Reconsider our ancestors’ building strategies in certain cases. Houses benefit from some kind of buffer along their southern walls, including deciduous trees, solar-angled overhangs and porches that prevent direct sunlight from heating the interiors during the summers but admit light during winter. Site houses in relation to the sun and the changing angles of light and heat throughout the day. High ceilings make a house harder to heat, but will help to cool the interior during the hot summers. And with rainfall patterns changing, it’s time to revive the thrifty 1800s habit of draining rainwater into large underground cisterns for later use.

An innovative earth house in Switzerland. Image courtesy Wikimedia, http://en.wikipedia.org/wiki/File:Earth_house.jpg

An innovative earth house in Switzerland. Image courtesy Wikimedia, http://en.wikipedia.org/wiki/File:Earth_house.jpg

Reconsider the traditional shape and appearance of a house. Perhaps it’s time to rethink the earth-berm house, which shields the residents from the worst of outside weather while maintaining a constant interior temperature. Consider alternatives such as building with concrete, metal, non-outgassing plastics, tamped earth, or high-tech modules that fit together in novel ways. It’s altogether possible that fifty years from now, our children will view our clapboards and shingles and dormers as completely ridiculous, too expensive to maintain and so easy to damage. (And perhaps we should reconsider the concept of the detached house itself, because well-built apartments offer superior savings on utilities.)
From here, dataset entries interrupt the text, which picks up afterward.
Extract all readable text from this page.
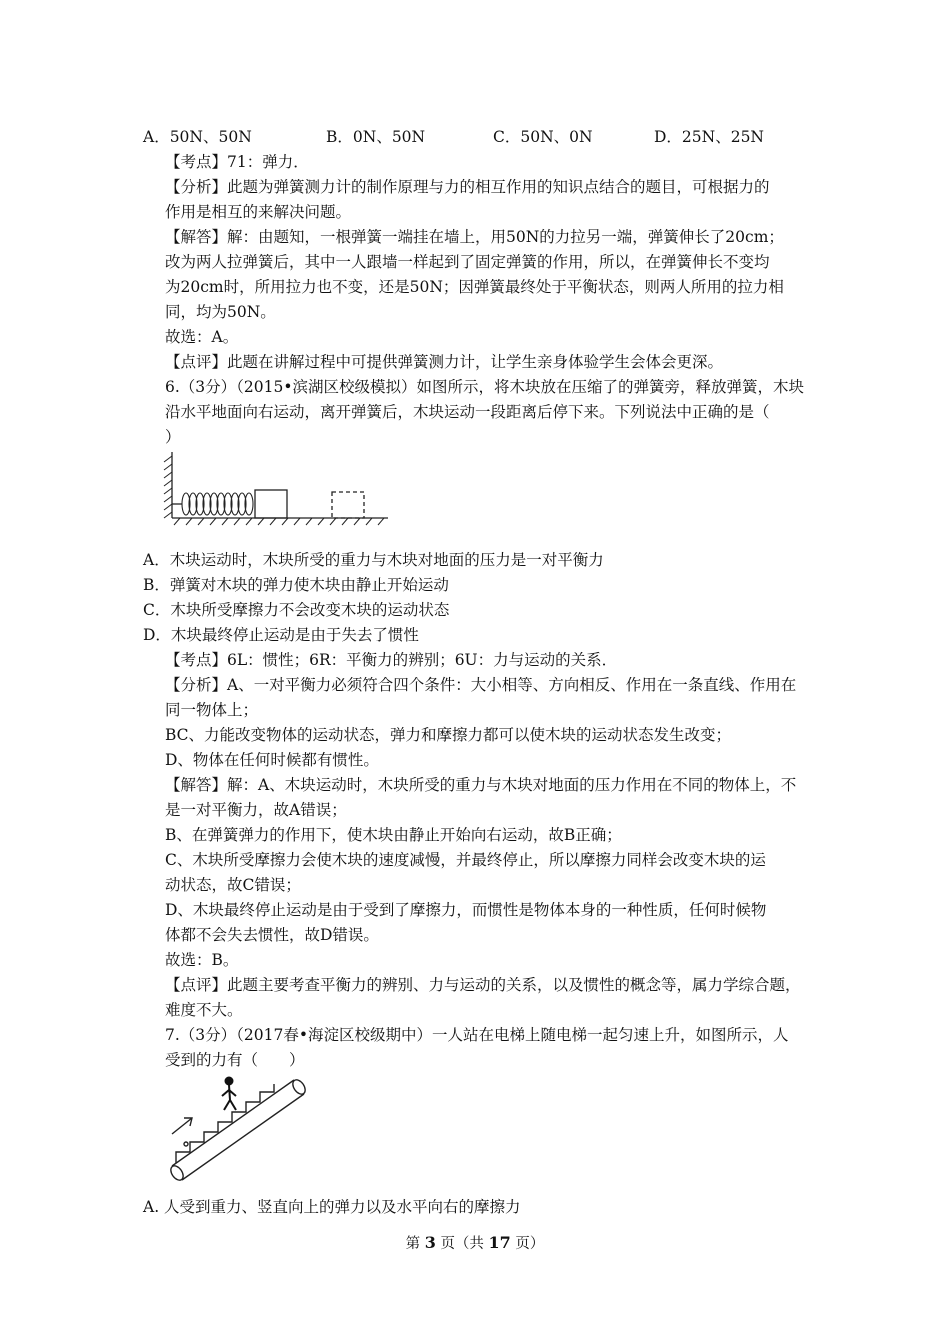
A．50N、50N	B．0N、50N	C．50N、0N	D．25N、25N
【考点】71：弹力．
【分析】此题为弹簧测力计的制作原理与力的相互作用的知识点结合的题目，可根据力的
作用是相互的来解决问题。
【解答】解：由题知，一根弹簧一端挂在墙上，用50N的力拉另一端，弹簧伸长了20cm；
改为两人拉弹簧后，其中一人跟墙一样起到了固定弹簧的作用，所以，在弹簧伸长不变均
为20cm时，所用拉力也不变，还是50N；因弹簧最终处于平衡状态，则两人所用的拉力相
同，均为50N。
故选：A。
【点评】此题在讲解过程中可提供弹簧测力计，让学生亲身体验学生会体会更深。
6.（3分）（2015•滨湖区校级模拟）如图所示，将木块放在压缩了的弹簧旁，释放弹簧，木块
沿水平地面向右运动，离开弹簧后，木块运动一段距离后停下来。下列说法中正确的是（
）
A．木块运动时，木块所受的重力与木块对地面的压力是一对平衡力
B．弹簧对木块的弹力使木块由静止开始运动
C．木块所受摩擦力不会改变木块的运动状态
D．木块最终停止运动是由于失去了惯性
【考点】6L：惯性；6R：平衡力的辨别；6U：力与运动的关系．
【分析】A、一对平衡力必须符合四个条件：大小相等、方向相反、作用在一条直线、作用在
同一物体上；
BC、力能改变物体的运动状态，弹力和摩擦力都可以使木块的运动状态发生改变；
D、物体在任何时候都有惯性。
【解答】解：A、木块运动时，木块所受的重力与木块对地面的压力作用在不同的物体上，不
是一对平衡力，故A错误；
B、在弹簧弹力的作用下，使木块由静止开始向右运动，故B正确；
C、木块所受摩擦力会使木块的速度减慢，并最终停止，所以摩擦力同样会改变木块的运
动状态，故C错误；
D、木块最终停止运动是由于受到了摩擦力，而惯性是物体本身的一种性质，任何时候物
体都不会失去惯性，故D错误。
故选：B。
【点评】此题主要考查平衡力的辨别、力与运动的关系，以及惯性的概念等，属力学综合题，
难度不大。
7.（3分）（2017春•海淀区校级期中）一人站在电梯上随电梯一起匀速上升，如图所示，人
受到的力有（　　）
A. 人受到重力、竖直向上的弹力以及水平向右的摩擦力
第 3 页（共 17 页）
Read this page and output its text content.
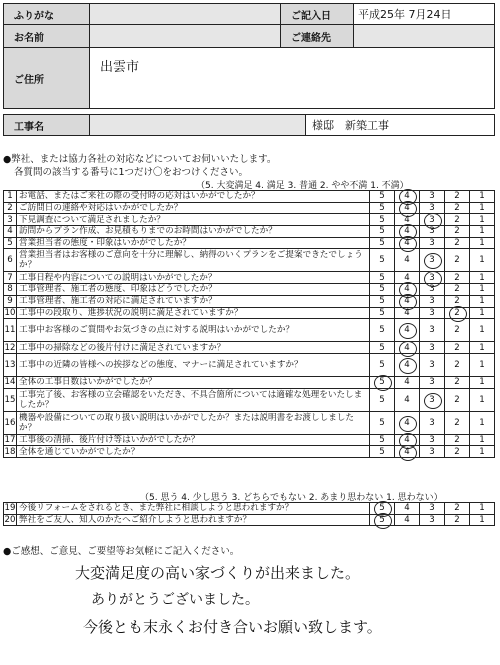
ふりがな		ご記入日	平成25年 7月24日
お名前		ご連絡先	
ご住所	出雲市		
工事名		様邸　新築工事
●弊社、または協力各社の対応などについてお伺いいたします。
各質問の該当する番号に1つだけ〇をおつけください。
（5. 大変満足 4. 満足 3. 普通 2. やや不満 1. 不満）
1	お電話、またはご来社の際の受付時の応対はいかがでしたか？	5	4	3	2	1
2	ご訪問日の連絡や対応はいかがでしたか？	5	4	3	2	1
3	下見調査について満足されましたか？	5	4	3	2	1
4	訪問からプラン作成、お見積もりまでのお時間はいかがでしたか？	5	4	3	2	1
5	営業担当者の態度・印象はいかがでしたか？	5	4	3	2	1
6	営業担当者はお客様のご意向を十分に理解し、納得のいくプランをご提案できたでしょうか？	5	4	3	2	1
7	工事日程や内容についての説明はいかがでしたか？	5	4	3	2	1
8	工事管理者、施工者の態度、印象はどうでしたか？	5	4	3	2	1
9	工事管理者、施工者の対応に満足されていますか？	5	4	3	2	1
10	工事中の段取り、進捗状況の説明に満足されていますか？	5	4	3	2	1
11	工事中お客様のご質問やお気づきの点に対する説明はいかがでしたか？	5	4	3	2	1
12	工事中の掃除などの後片付けに満足されていますか？	5	4	3	2	1
13	工事中の近隣の皆様への挨拶などの態度、マナーに満足されていますか？	5	4	3	2	1
14	全体の工事日数はいかがでしたか？	5	4	3	2	1
15	工事完了後、お客様の立会確認をいただき、不具合箇所については適確な処理をいたしましたか？	5	4	3	2	1
16	機器や設備についての取り扱い説明はいかがでしたか？または説明書をお渡ししましたか？	5	4	3	2	1
17	工事後の清掃、後片付け等はいかがでしたか？	5	4	3	2	1
18	全体を通じていかがでしたか？	5	4	3	2	1
（5. 思う 4. 少し思う 3. どちらでもない 2. あまり思わない 1. 思わない）
19	今後リフォームをされるとき、また弊社に相談しようと思われますか？	5	4	3	2	1
20	弊社をご友人、知人のかたへご紹介しようと思われますか？	5	4	3	2	1
●ご感想、ご意見、ご要望等お気軽にご記入ください。
大変満足度の高い家づくりが出来ました。
ありがとうございました。
今後とも末永くお付き合いお願い致します。
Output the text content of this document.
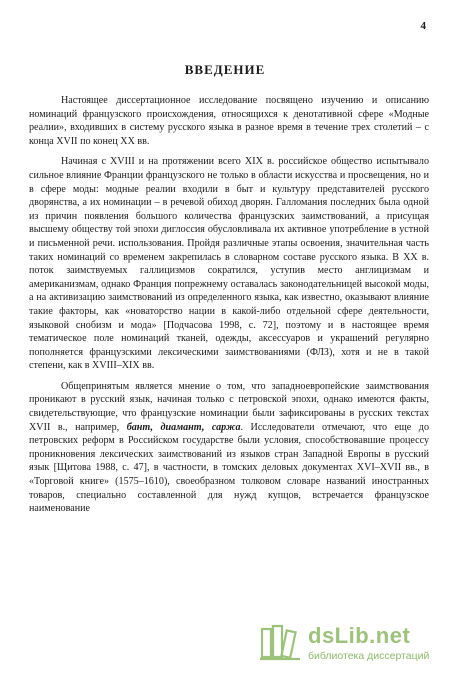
4
ВВЕДЕНИЕ

Настоящее диссертационное исследование посвящено изучению и описанию номинаций французского происхождения, относящихся к денотативной сфере «Модные реалии», входивших в систему русского языка в разное время в течение трех столетий – с конца XVII по конец XX вв.

Начиная с XVIII и на протяжении всего XIX в. российское общество испытывало сильное влияние Франции французского не только в области искусства и просвещения, но и в сфере моды: модные реалии входили в быт и культуру представителей русского дворянства, а их номинации – в речевой обиход дворян. Галломания последних была одной из причин появления большого количества французских заимствований, а присущая высшему обществу той эпохи диглоссия обусловливала их активное употребление в устной и письменной речи. использования. Пройдя различные этапы освоения, значительная часть таких номинаций со временем закрепилась в словарном составе русского языка. В XX в. поток заимствуемых галлицизмов сократился, уступив место англицизмам и американизмам, однако Франция попрежнему оставалась законодательницей высокой моды, а на активизацию заимствований из определенного языка, как известно, оказывают влияние такие факторы, как «новаторство нации в какой-либо отдельной сфере деятельности, языковой снобизм и мода» [Подчасова 1998, с. 72], поэтому и в настоящее время тематическое поле номинаций тканей, одежды, аксессуаров и украшений регулярно пополняется французскими лексическими заимствованиями (ФЛЗ), хотя и не в такой степени, как в XVIII–XIX вв.

Общепринятым является мнение о том, что западноевропейские заимствования проникают в русский язык, начиная только с петровской эпохи, однако имеются факты, свидетельствующие, что французские номинации были зафиксированы в русских текстах XVII в., например, бант, диамант, саржа. Исследователи отмечают, что еще до петровских реформ в Российском государстве были условия, способствовавшие процессу проникновения лексических заимствований из языков стран Западной Европы в русский язык [Щитова 1988, с. 47], в частности, в томских деловых документах XVI–XVII вв., в «Торговой книге» (1575–1610), своеобразном толковом словаре названий иностранных товаров, специально составленной для нужд купцов, встречается французское наименование

dsLib.net
библиотека диссертаций
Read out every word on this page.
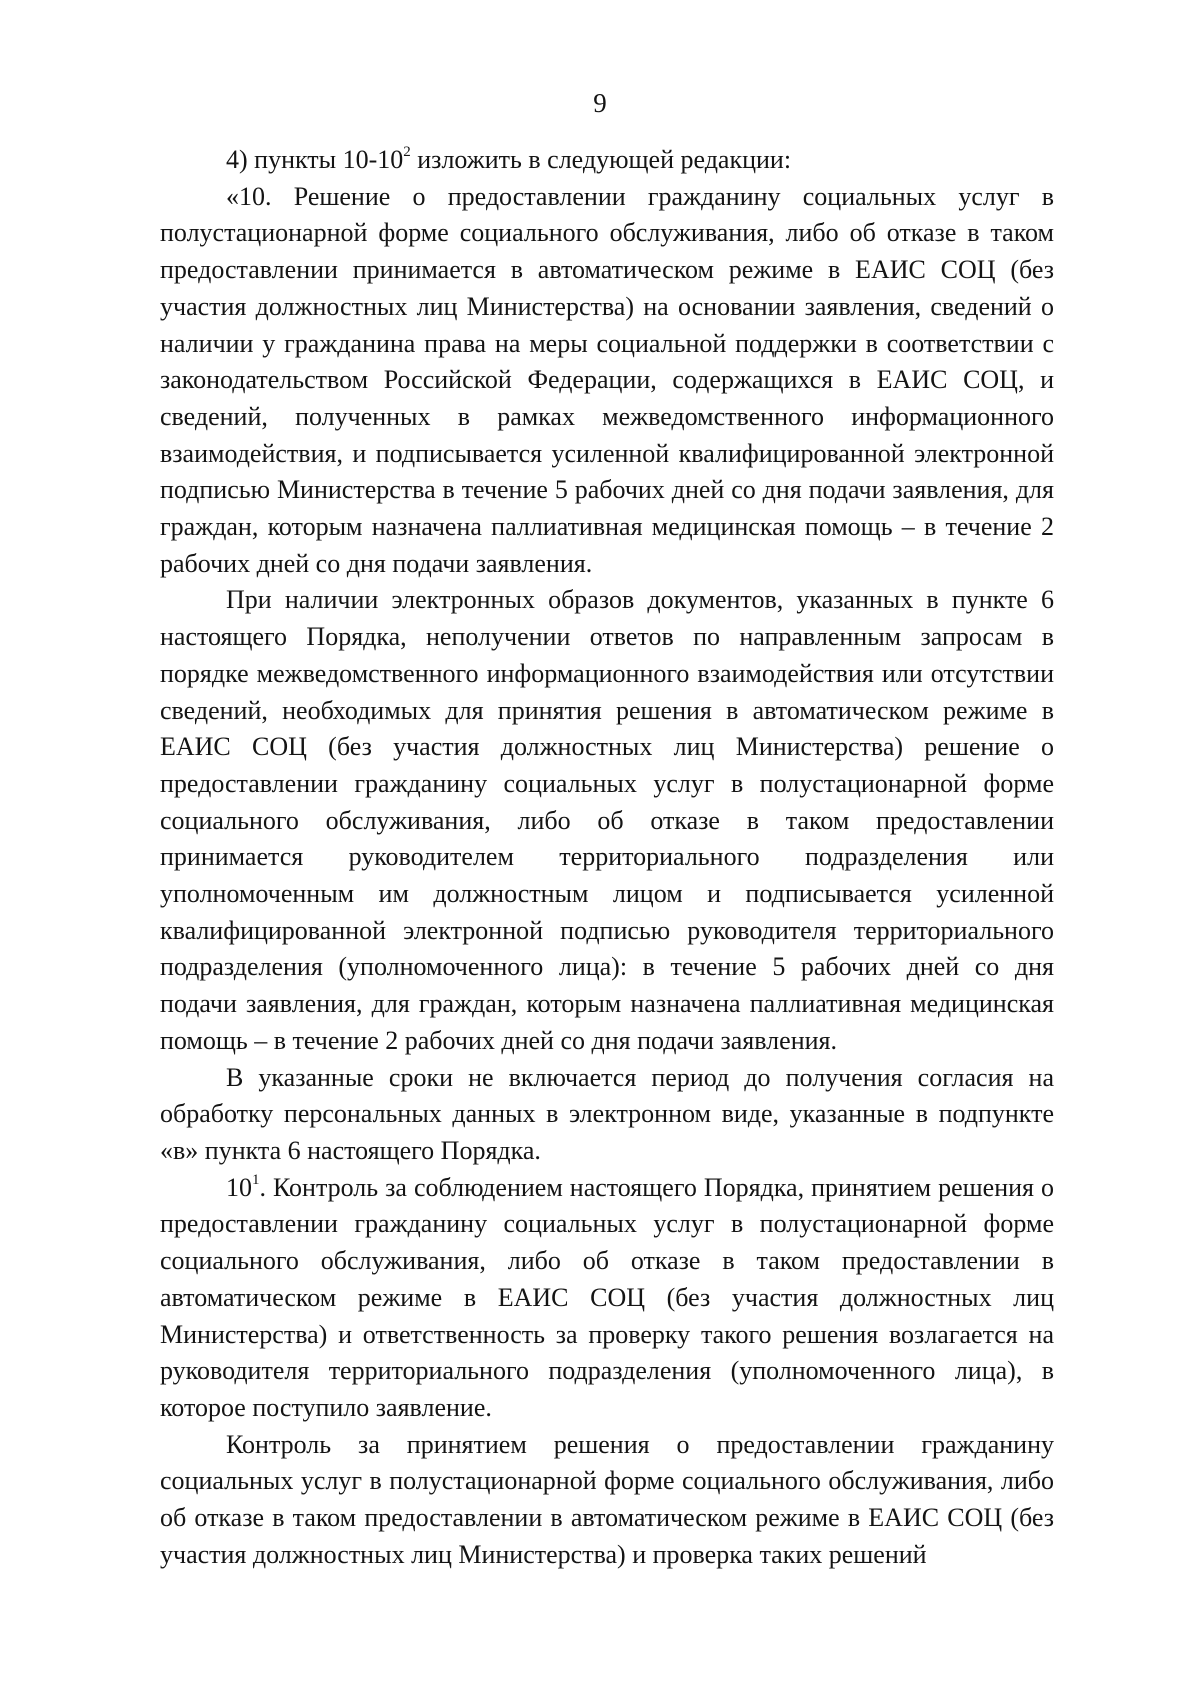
9

4) пункты $10-10^2$ изложить в следующей редакции:

«10. Решение о предоставлении гражданину социальных услуг в полустационарной форме социального обслуживания, либо об отказе в таком предоставлении принимается в автоматическом режиме в ЕАИС СОЦ (без участия должностных лиц Министерства) на основании заявления, сведений о наличии у гражданина права на меры социальной поддержки в соответствии с законодательством Российской Федерации, содержащихся в ЕАИС СОЦ, и сведений, полученных в рамках межведомственного информационного взаимодействия, и подписывается усиленной квалифицированной электронной подписью Министерства в течение 5 рабочих дней со дня подачи заявления, для граждан, которым назначена паллиативная медицинская помощь – в течение 2 рабочих дней со дня подачи заявления.

При наличии электронных образов документов, указанных в пункте 6 настоящего Порядка, неполучении ответов по направленным запросам в порядке межведомственного информационного взаимодействия или отсутствии сведений, необходимых для принятия решения в автоматическом режиме в ЕАИС СОЦ (без участия должностных лиц Министерства) решение о предоставлении гражданину социальных услуг в полустационарной форме социального обслуживания, либо об отказе в таком предоставлении принимается руководителем территориального подразделения или уполномоченным им должностным лицом и подписывается усиленной квалифицированной электронной подписью руководителя территориального подразделения (уполномоченного лица): в течение 5 рабочих дней со дня подачи заявления, для граждан, которым назначена паллиативная медицинская помощь – в течение 2 рабочих дней со дня подачи заявления.

В указанные сроки не включается период до получения согласия на обработку персональных данных в электронном виде, указанные в подпункте «в» пункта 6 настоящего Порядка.

$10^1$. Контроль за соблюдением настоящего Порядка, принятием решения о предоставлении гражданину социальных услуг в полустационарной форме социального обслуживания, либо об отказе в таком предоставлении в автоматическом режиме в ЕАИС СОЦ (без участия должностных лиц Министерства) и ответственность за проверку такого решения возлагается на руководителя территориального подразделения (уполномоченного лица), в которое поступило заявление.

Контроль за принятием решения о предоставлении гражданину социальных услуг в полустационарной форме социального обслуживания, либо об отказе в таком предоставлении в автоматическом режиме в ЕАИС СОЦ (без участия должностных лиц Министерства) и проверка таких решений
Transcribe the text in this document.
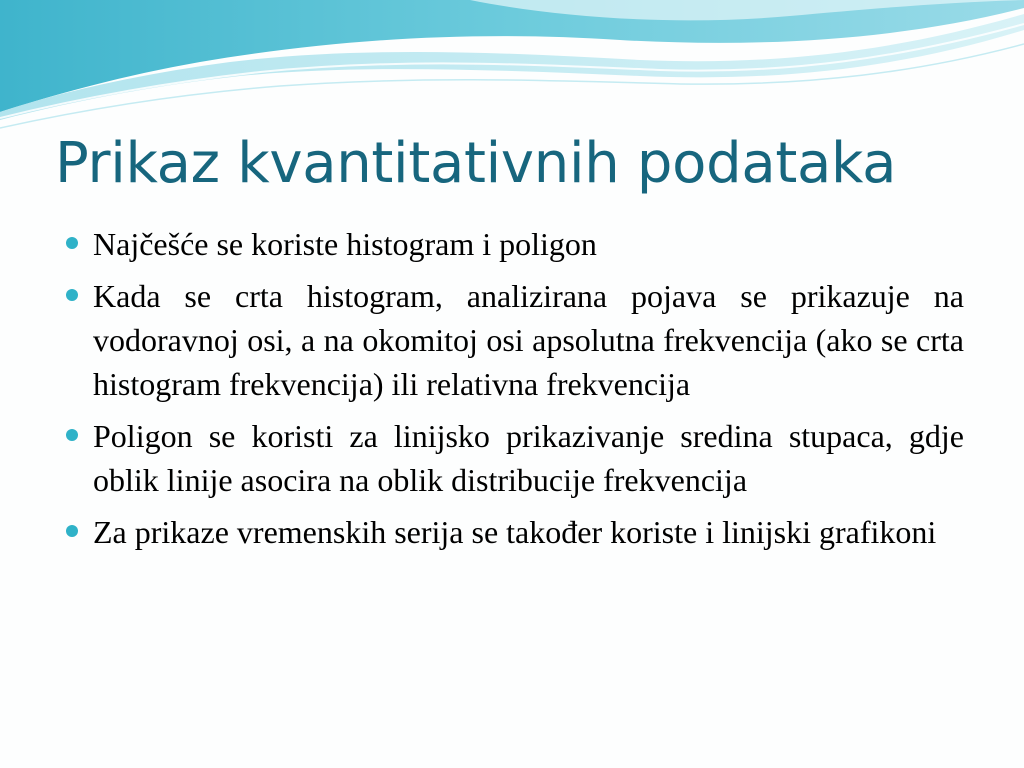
Prikaz kvantitativnih podataka
Najčešće se koriste histogram i poligon
Kada se crta histogram, analizirana pojava se prikazuje na vodoravnoj osi, a na okomitoj osi apsolutna frekvencija (ako se crta histogram frekvencija) ili relativna frekvencija
Poligon se koristi za linijsko prikazivanje sredina stupaca, gdje oblik linije asocira na oblik distribucije frekvencija
Za prikaze vremenskih serija se također koriste i linijski grafikoni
This image courtesy Wikimedia Commons, http://en.wikipedia.org/wiki/File:Bloc_de_chanvre_ep_15cm.gif

This image courtesy Wikimedia Commons, http://en.wikipedia.org/wiki/File:Bloc_de _chanvre_ep_15cm.gif

Artificial materials will be incorporated more and more into ordinary housing as wood becomes more expensive. I have toured several houses that have been built using I-beams made of wood-chips held together with super-strong structural resins and glues. These are much less expensive than steel beams and are an excellent way to incorporate waste-wood that would have been thrown out in the old days. Of course, these artificial materials need to be carefully selected to prevent any impact upon human health through outgassing. There’s also the possibility of using natural materials in a novel way, like the “hemp-crete” in several new houses in the US and Europe. http://www.gizmag.com/first-us-hemp-house/17115/

Finally, there are dystopian possibilities if we fail to take measures to create affordable energy-efficient housing for all income levels. There is no reason why only the affluent should be able to have low energy costs due to tighter homes with better appliances, because the poor have far more need for affordable utilities. If we don’t bring the cost of green construction down, then the future will see cities with enclaves of expensive, high-tech, energy-efficient “green” houses while the poor struggle to find housing in terrible old badly-built apartments and houses. If the American Dream is to own one’s own house, as it was for so many generations, then we need to consider how to keep that possibility affordable and possible for our children. One thing is for certain: future generations won’t be able to afford to build or maintain homes (or apartments) like the ones we keep building right now.